Недаром оптики у нас процветают. И не оттого вовсе, что близорукость встречается тут чаще, нежели в других местах, просто когда протираешь стекла незаметно вытащенной из-под ремня полой рубашки, уголком скатерти в ресторане или чистым кончиком носового платка, зажав остальную его часть в кулаке, неизменно возрастает опасность, что очки разболтаются, упадут и разобьются. Это одно из многочисленных неудобств, порождаемых дождем, наряду с неизбывной грустью и стреляющей болью в голове, которая проистекает от беспрерывного мигания. Эдакая сумятица у основания волос имеет, возможно, и иную причину, но кто же виноват, если то и дело приходится укрываться в кафе, понаставленных тут и там, ожидая за рюмкой, другой, третьей, пока распогодится.
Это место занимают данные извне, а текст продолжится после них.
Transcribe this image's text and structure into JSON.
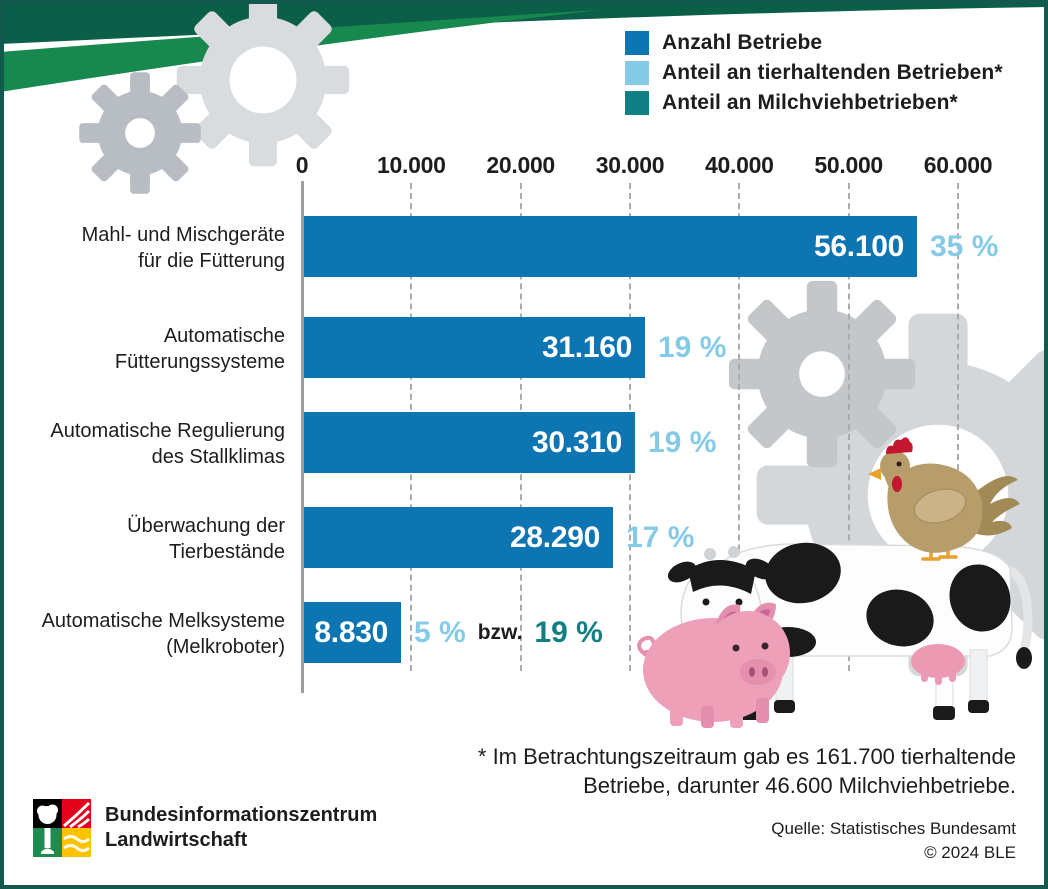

Облокотившись о стойку, невольные выпивохи, молчаливые и задумчивые, поглощенные созерцанием собственного отражения в окне, провожают глазами прохожих, которые, согнувшись и придерживая рукой воротник, торопятся убежать от дождя. Вывернутый ветром зонт ни у кого в кафе не вызывает высокомерной ухмылки. Все просто радуются тому, что вовремя укрылись сами. Чуть только проясняется над крышами и наступает затишье, они залпом допивают остаток, застегивают пиджак, втягивают голову в плечи, готовясь переступить порог, — ан нет, дождь припускает с новой силой, и тогда поднятым над пустой рюмкой большим пальцем они заказывают без слов: еще одну, раз так.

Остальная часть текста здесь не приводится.